2 medium poblano peppers (use less if you don't want it as spicy)
4 ears of fresh corn
5 roma tomatoes, cored and chopped roughly
4 cups of chicken stock, divided
1/2 tsp. of dried Mexican oregano
1 tsp. of smoked paprika
1 pound of thick bacon, chopped
1 small onion or 1/2 of a medium onion
4 cloves garlic
Coarse salt and freshly ground black pepper
1/2 cup heavy cream or half & half (optional)
3 tbsp. chopped fresh cilantro
1/2 cup queso fresco, crumbled (or, alternatively – a MILD feta cheese)
Sour Cream & Tortilla chips for garnish


1.Roast the poblano peppers over either an open flame on a gas range or under a broiler.
2.Once the peppers are roasted, place in a plastic or brown paper bag and steam for 10 minutes.
3.Remove the charred skin from the peppers, deseed the poblanos, chop the peppers finely and set aside.
4.Using a sharp knife, remove the corn kernels from the cobs. (I used my bundt pan to catch the kernels and it worked nicely!)
5.Reserve half of the corn kernels for later and use and place the remaining corn kernels in a blender (DO NOT USE A FOOD PROCESSOR!)
6.To the blender, add tomatoes, 2 cups of chicken stock, smoked paprika and oregano.
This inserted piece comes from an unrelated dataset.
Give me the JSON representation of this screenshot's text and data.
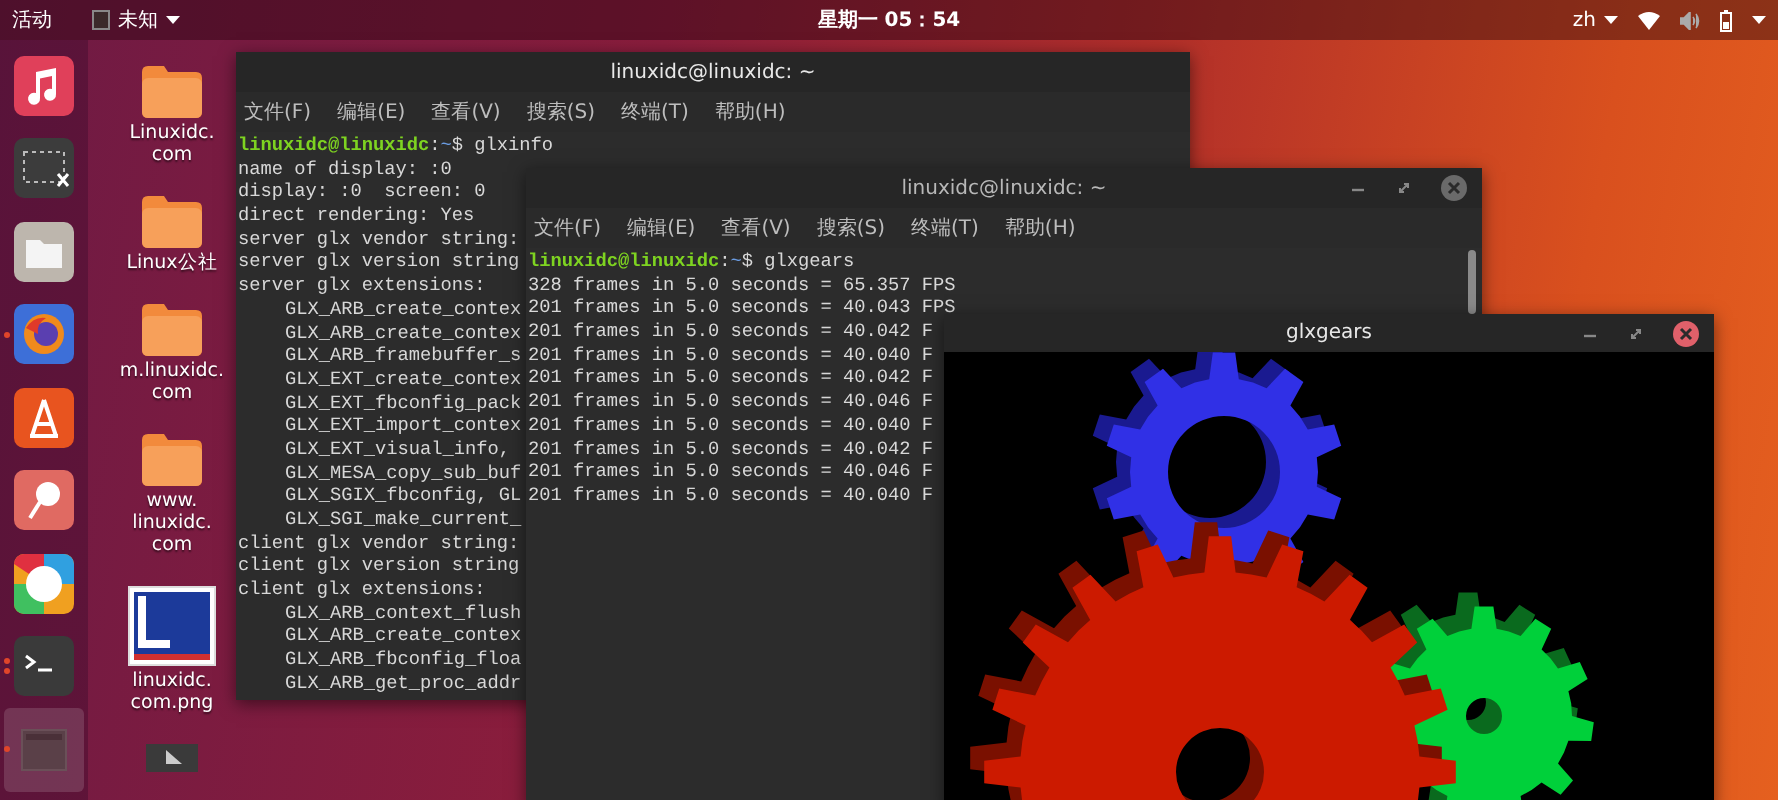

Puree until smooth and set aside.

7.Over medium heat, cook the bacon in a large saucepan until brown & crisp.
8.Drain the bacon on a paper towel lined plate and set aside.
9.Add the onion to the bacon fat in the saucepan and cook until the onion turns translucent.
10.Add the chopped poblano pepper and garlic and stir for another minute.
11.To the onion, pepper and garlic mixture, add the corn puree to the saucepan with an additional 2 cups of chicken stock.
12.Bring to a low boil and add the reserved corn kernels.
13.Simmer over medium-low heat until the soup has thickened (about 20 minutes or so).
14.Stir occasionally and season with salt and pepper.
15.To finish, mix in the heavy cream and half of the cilantro and heat through.
16.To serve, garnish with the remaining cilantro, bacon, the queso fresco and  crumbled tortilla chips.